The PRW architecture cleverly reuses the MoE concept but restricts it to the KV projection layer and uses only top-1 routing to remain lightweight.
Progressive training + expert freezing is an effective application of lifelong learning in generative models, effectively alleviating catastrophic forgetting.
Meticulous data engineering: 3 types of masks for mask inpainting (random/object-shaped/Bessel curve irregular) with a 20:40:40 sampling ratio.

Limitations & Future Work¶

As the number of tasks and experts increases, the memory footprint of PRW grows continuously, limiting scalability.
Currently, only 5 tasks have been validated; generalization to more condition types (e.g., pose, sketch) remains unknown.
Some metrics are slightly lower than specialized models like UniReal, indicating a gap in absolute performance for unified models.
The parameter count for LoRA rank=128 is not exactly "lightweight," and the performance gap relative to full fine-tuning is not reported.

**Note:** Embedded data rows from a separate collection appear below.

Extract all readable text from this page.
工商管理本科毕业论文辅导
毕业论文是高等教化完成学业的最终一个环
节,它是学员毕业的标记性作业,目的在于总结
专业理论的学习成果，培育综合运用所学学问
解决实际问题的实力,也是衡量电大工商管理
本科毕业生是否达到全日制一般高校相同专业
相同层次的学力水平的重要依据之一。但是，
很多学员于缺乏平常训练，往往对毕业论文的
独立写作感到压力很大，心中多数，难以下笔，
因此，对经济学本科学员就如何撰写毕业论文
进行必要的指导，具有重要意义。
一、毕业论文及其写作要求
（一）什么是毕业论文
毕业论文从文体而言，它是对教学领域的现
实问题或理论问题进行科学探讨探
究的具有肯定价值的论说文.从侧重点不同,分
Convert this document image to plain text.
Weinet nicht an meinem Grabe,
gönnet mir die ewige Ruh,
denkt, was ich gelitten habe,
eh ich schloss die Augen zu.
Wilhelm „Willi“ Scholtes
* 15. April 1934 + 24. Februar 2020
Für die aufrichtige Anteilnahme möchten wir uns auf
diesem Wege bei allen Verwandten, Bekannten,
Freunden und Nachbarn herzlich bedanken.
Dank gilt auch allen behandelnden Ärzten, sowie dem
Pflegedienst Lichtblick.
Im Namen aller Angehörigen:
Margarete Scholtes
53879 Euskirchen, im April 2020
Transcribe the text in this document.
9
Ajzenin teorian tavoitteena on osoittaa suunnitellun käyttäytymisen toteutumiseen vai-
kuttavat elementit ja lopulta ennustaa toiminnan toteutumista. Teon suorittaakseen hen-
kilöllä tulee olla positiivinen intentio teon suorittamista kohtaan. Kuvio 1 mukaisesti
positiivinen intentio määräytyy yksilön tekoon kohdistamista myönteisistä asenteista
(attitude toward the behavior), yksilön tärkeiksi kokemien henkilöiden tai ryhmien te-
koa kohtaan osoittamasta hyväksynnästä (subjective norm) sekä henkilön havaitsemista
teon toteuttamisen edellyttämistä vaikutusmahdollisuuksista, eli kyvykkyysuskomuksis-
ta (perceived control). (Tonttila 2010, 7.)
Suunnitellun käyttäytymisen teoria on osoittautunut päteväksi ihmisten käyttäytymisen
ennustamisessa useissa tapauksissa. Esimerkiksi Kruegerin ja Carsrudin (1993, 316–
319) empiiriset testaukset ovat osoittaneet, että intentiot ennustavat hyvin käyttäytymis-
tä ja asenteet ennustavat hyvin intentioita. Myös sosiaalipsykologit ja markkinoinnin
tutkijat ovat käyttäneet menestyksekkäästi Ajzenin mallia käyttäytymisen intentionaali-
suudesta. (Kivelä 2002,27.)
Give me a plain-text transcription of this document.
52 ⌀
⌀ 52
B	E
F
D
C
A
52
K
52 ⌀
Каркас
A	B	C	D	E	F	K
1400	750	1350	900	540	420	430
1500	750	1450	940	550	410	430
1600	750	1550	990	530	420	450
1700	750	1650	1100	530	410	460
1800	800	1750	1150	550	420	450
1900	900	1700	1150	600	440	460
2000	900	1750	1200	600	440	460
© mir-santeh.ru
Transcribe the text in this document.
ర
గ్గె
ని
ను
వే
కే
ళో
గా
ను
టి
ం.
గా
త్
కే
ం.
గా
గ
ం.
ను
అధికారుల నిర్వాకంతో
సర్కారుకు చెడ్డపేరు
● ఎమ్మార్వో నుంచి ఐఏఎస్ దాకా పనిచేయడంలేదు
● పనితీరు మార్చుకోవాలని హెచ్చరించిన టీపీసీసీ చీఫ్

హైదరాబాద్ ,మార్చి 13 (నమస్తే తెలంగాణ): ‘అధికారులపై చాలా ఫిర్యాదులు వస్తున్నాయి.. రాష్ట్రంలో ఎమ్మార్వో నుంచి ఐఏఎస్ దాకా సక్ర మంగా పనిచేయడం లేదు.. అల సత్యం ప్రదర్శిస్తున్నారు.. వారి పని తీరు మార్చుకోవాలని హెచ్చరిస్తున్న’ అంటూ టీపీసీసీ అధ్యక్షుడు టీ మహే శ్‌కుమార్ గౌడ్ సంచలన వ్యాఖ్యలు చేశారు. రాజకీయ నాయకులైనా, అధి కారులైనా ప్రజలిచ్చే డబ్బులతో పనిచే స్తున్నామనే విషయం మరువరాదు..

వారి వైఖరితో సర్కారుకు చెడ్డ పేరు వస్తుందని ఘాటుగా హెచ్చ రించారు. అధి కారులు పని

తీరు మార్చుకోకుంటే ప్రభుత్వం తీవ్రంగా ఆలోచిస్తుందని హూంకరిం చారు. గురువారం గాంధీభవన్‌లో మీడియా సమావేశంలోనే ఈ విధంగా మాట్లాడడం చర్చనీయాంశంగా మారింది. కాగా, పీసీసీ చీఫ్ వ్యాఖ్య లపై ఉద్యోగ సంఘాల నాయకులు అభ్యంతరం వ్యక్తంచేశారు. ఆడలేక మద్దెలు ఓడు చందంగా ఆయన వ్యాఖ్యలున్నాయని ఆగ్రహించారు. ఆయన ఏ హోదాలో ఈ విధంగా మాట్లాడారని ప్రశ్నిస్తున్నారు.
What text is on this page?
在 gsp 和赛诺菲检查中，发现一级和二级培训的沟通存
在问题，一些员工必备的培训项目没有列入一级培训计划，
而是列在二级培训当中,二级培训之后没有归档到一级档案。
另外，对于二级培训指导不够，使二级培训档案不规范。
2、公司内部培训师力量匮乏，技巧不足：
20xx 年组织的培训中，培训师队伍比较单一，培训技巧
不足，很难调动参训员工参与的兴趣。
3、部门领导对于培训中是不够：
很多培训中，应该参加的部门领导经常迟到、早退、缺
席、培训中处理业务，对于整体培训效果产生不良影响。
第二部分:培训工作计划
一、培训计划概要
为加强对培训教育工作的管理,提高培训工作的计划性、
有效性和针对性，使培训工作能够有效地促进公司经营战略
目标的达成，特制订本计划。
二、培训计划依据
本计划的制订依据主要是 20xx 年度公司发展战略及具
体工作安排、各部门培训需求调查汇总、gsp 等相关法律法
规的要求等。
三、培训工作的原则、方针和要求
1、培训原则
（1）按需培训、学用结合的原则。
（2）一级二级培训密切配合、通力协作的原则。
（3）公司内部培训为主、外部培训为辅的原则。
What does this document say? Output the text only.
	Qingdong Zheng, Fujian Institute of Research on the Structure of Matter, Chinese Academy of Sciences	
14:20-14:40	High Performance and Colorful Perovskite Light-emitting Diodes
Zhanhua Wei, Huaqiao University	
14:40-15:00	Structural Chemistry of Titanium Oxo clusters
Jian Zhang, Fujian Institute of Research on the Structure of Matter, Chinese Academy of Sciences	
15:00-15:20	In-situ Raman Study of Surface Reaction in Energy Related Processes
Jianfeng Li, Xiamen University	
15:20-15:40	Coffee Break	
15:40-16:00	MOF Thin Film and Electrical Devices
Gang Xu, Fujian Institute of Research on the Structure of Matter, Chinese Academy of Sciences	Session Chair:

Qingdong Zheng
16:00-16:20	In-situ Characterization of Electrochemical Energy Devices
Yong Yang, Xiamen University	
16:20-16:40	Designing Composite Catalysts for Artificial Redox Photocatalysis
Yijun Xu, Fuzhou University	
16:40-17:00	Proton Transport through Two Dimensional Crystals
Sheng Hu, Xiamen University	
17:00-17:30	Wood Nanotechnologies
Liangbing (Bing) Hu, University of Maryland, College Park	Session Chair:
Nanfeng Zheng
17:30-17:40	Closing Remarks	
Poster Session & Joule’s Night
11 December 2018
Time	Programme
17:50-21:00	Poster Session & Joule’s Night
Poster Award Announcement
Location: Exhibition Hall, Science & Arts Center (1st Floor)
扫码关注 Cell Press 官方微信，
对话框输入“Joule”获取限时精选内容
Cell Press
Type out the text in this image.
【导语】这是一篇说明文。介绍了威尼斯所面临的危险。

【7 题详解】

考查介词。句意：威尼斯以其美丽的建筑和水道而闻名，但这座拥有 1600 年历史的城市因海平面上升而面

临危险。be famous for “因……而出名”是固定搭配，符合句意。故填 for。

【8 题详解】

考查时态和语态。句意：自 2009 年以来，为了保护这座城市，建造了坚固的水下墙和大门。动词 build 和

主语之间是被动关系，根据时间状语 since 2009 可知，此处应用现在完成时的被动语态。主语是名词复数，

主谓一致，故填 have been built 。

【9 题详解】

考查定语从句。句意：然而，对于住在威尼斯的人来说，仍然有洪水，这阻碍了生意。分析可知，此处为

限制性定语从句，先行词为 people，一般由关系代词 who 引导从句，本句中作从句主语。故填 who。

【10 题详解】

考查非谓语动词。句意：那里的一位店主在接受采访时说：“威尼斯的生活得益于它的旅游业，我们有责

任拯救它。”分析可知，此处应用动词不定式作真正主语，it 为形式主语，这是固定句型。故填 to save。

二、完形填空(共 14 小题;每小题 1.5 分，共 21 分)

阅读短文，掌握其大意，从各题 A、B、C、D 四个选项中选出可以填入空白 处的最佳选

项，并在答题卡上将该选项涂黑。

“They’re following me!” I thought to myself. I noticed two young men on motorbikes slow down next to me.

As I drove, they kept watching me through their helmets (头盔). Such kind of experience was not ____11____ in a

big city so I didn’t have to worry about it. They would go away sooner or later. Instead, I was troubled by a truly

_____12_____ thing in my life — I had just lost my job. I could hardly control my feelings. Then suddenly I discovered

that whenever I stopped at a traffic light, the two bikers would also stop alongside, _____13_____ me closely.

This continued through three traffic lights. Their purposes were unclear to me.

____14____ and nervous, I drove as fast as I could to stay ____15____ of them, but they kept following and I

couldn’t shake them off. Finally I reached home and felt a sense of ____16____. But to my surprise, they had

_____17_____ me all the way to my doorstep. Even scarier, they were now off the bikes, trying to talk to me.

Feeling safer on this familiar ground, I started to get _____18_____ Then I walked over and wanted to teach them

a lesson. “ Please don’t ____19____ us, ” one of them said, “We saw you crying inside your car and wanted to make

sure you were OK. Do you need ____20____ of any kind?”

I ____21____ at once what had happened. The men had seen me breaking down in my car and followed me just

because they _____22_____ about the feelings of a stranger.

Compared to OmniGen (unified multimodal generation but without explicit representation management), CoLoGen achieves a better balance between editing/customization via PRW.
Compared to general-purpose editing models like PixWizard and UniReal, CoLoGen's core advantage lies in its simultaneous handling of controllable generation.
Insight: Unified generation should not strive for "one representation fits all tasks" but should enable the model to learn task-adaptive representation switching through dynamic routing.

Rating¶

Novelty: ⭐⭐⭐⭐ The perspective of concept-localization duality is novel, and the combined design of PRW + progressive training is systematic.
Experimental Thoroughness: ⭐⭐⭐⭐ Covers editing, controllable, and personalized tasks across 6 benchmarks with deep ablation.
Writing Quality: ⭐⭐⭐⭐ Problem definitions are clear, visualization quality is high, and training strategies are detailed.
Value: ⭐⭐⭐⭐ Provides a theoretically grounded and practical solution for unified image generation; PRW is transferable to other multi-task scenarios.